Hemen belirtmek gerekir ki, zilyetliğinin haksız olduğunu bilen veya duruma göre bilmesi gereken kimse kötü niyetlidir. Bu tanıma göre bir eşyayı çalan hırsız kötü niyetli zilyet olduğu gibi, onu hırsızdan satın alan, fakat gerekli özen ve dikkati gösterseydi çalınmış eşya olduğunu anlayabilecek durumda olan kimse de kötü niyetli zilyettir. Ayrıca başlangıçta iyi niyetli zilyet olan bir kimse, gerçek durumu öğrendikten sonra artık kötü niyetli zilyet hâline gelir.
Kötü niyetli zilyedin, gerek iade gerekse tazmin yükümlülüğü bakımından durumu iyi niyetli zilyede nispetle daha ağır takdir edilmiştir. Aynı şekilde, masrafları talep bakımından da kötü niyetli haksız zilyet, iyi niyetli haksız zilyede göre daha elverişsiz bir konumda bulunmaktadır (TMK. m. 994, 995).
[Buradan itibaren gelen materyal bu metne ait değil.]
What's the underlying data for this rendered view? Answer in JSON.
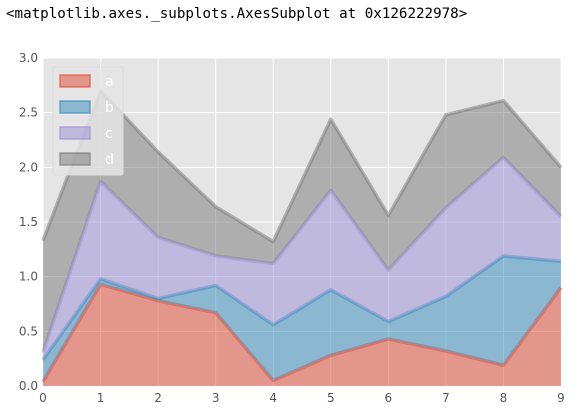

Ecrimisil gerek öğretide ve gerekse yargısal uygulamalarda ifade edildiği üzere hak sahibinin kötü niyetli zilyetten isteyebileceği bir tazminat olup, 08.03.1950 tarih ve 22/4 sayılı İçtihadı Birleştirme Kararında; fuzuli işgalin tarafların karşılıklı ve birbirine uygun iradeleri ile kurduğu kira sözleşmesine benzetilemeyeceği, niteliği itibarı ile haksız bir eylem sayılması gerektiği, haksız işgal nedeniyle oluşan zararın tazmin edilmesi gerekeceği vurgulanmıştır. Ecrimisil, haksız işgal nedeniyle tazminat olarak nitelendirilen özel bir zarar giderim biçimi olması nedeniyle, en azı kira bedeli, en fazlası mahrum kalınan gelir kaybı karşılığı zarardır.
Hak sahibi, kötü niyetli zilyetten haksız işgalden doğan normal kullanma sonucu eskime şeklindeki (olumlu) zararını, kullanmadan doğan (olumlu) zararını ve yoksun kaldığı faydayı (olumsuz) zararını isteyebilir.
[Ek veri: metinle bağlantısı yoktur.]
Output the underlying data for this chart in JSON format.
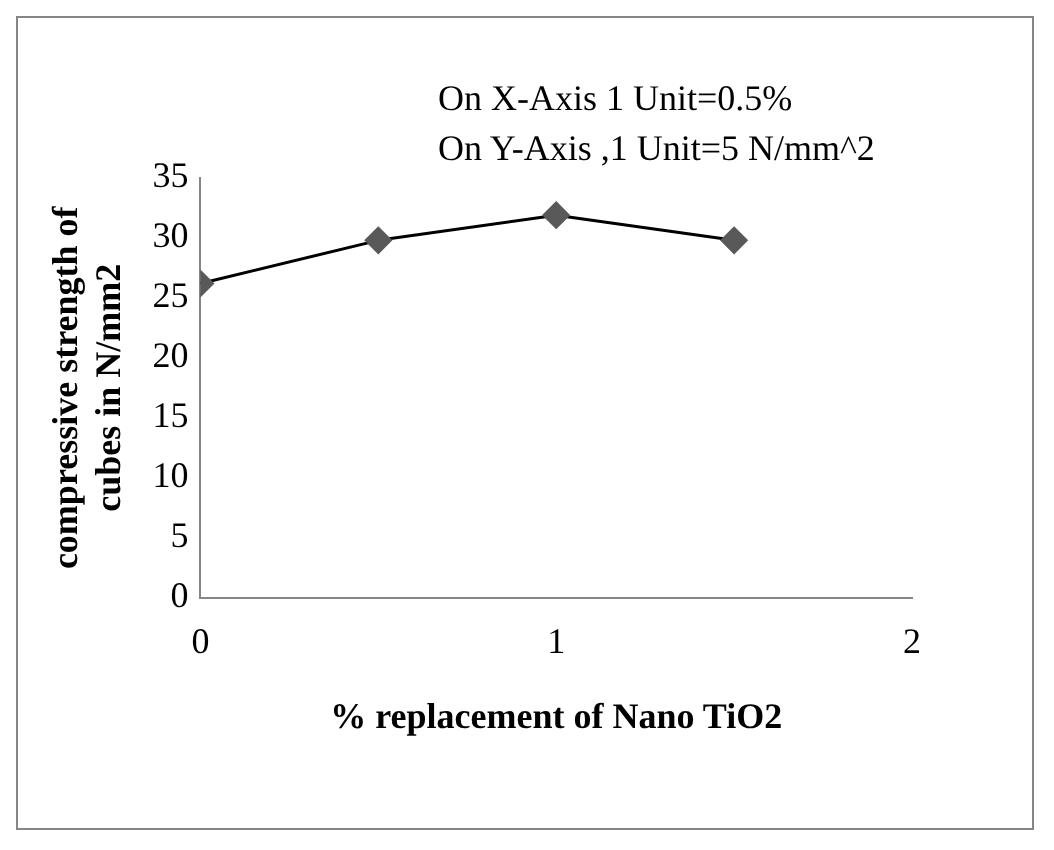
{
  "chart_data": {
    "type": "line",
    "xlabel": "% replacement of Nano TiO2",
    "ylabel": "compressive strength of cubes in N/mm2",
    "annotations": [
      "On X-Axis 1 Unit=0.5%",
      "On Y-Axis ,1 Unit=5 N/mm^2"
    ],
    "x": [
      0,
      0.5,
      1,
      1.5
    ],
    "series": [
      {
        "color": "#595959",
        "values": [
          26.2,
          29.8,
          31.9,
          29.8
        ]
      }
    ],
    "xlim": [
      0,
      2
    ],
    "xticks": [
      0,
      1,
      2
    ],
    "ylim": [
      0,
      35
    ],
    "yticks": [
      0,
      5,
      10,
      15,
      20,
      25,
      30,
      35
    ],
    "grid": false,
    "legend": false,
    "marker": "diamond",
    "line_style": "solid"
  }
}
Nitekim, 4721 sayılı Türk Medeni Kanununun (TMK) 995. maddesinin birinci fıkrasında, iyi niyetli olmayan zilyedin geri vermekle yükümlü olduğu şeyi haksız alıkoymuş olması yüzünden hak sahibine verdiği zararlar ve elde ettiği veya elde etmeyi ihmal eylediği ürünler karşılığında tazminat ödemek zorunda olduğu hüküm altına alınmıştır.
Görüleceği üzere haksız işgal haksız eylem niteliğinde olup, bu durumda ecrimisilin tahsili için genel mahkemelerde genel hükümlere göre dava açılabileceğinde kuşku bulunmamaktadır (HGK’nun 06.10.2004 tarih ve 2004/1-433 E., 2004/483 K.; 08.04.2015 tarih ve 2013/18-1849 E., 2015/1164 K. sayılı ilamları).
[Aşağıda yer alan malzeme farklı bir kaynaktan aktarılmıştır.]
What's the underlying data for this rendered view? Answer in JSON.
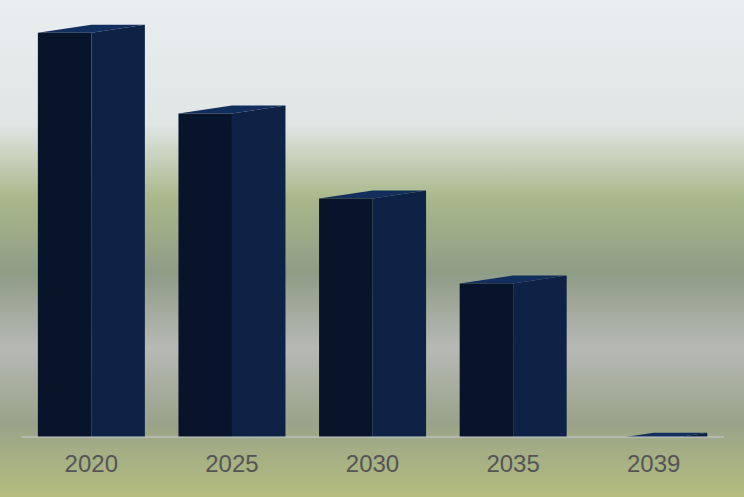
{
  "chart_data": {
    "type": "bar",
    "categories": [
      "2020",
      "2025",
      "2030",
      "2035",
      "2039"
    ],
    "values": [
      97,
      78,
      58,
      38,
      1
    ],
    "color": "#0d2245",
    "ylim": [
      0,
      100
    ],
    "yticks": [
      0,
      20,
      40,
      60,
      80,
      100
    ],
    "grid": true,
    "tick_labels": "x"
  }
}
Eldeki davada, 634 sayılı Kat Mülkiyeti Kanununa tabi taşınmazın ortak alanının haksız işgali nedeniyle tazminat (ecrimisil) isteminde bulunulması nedeniyle bu Kanunda görevli mahkemeye ilişkin düzenlemeyi içeren Ek Madde 1’in irdelenmesinde yarar bulunmaktadır.
Anılan madde, “Bu Kanunun uygulanmasından doğacak her türlü anlaşmazlık sulh mahkemelerinde çözümlenir” hükmünü taşımakta olup, Kat Mülkiyeti Kanununun uygulanmasından doğacak her türlü anlaşmazlığın sulh mahkemesinde çözümlenmesini öngörmektedir. Diğer bir anlatımla, taraflar arasındaki uyuşmazlığa Kat Mülkiyeti Kanunu hükümleri uygulanacaksa görevli mahkeme sulh mahkemesi olacaktır. Bu hüküm emredici nitelikte bulunduğundan kamu düzeniyle ilgili olup, yargılamanın her aşamasında mahkemece kendiliğinden dikkate alınacaktır.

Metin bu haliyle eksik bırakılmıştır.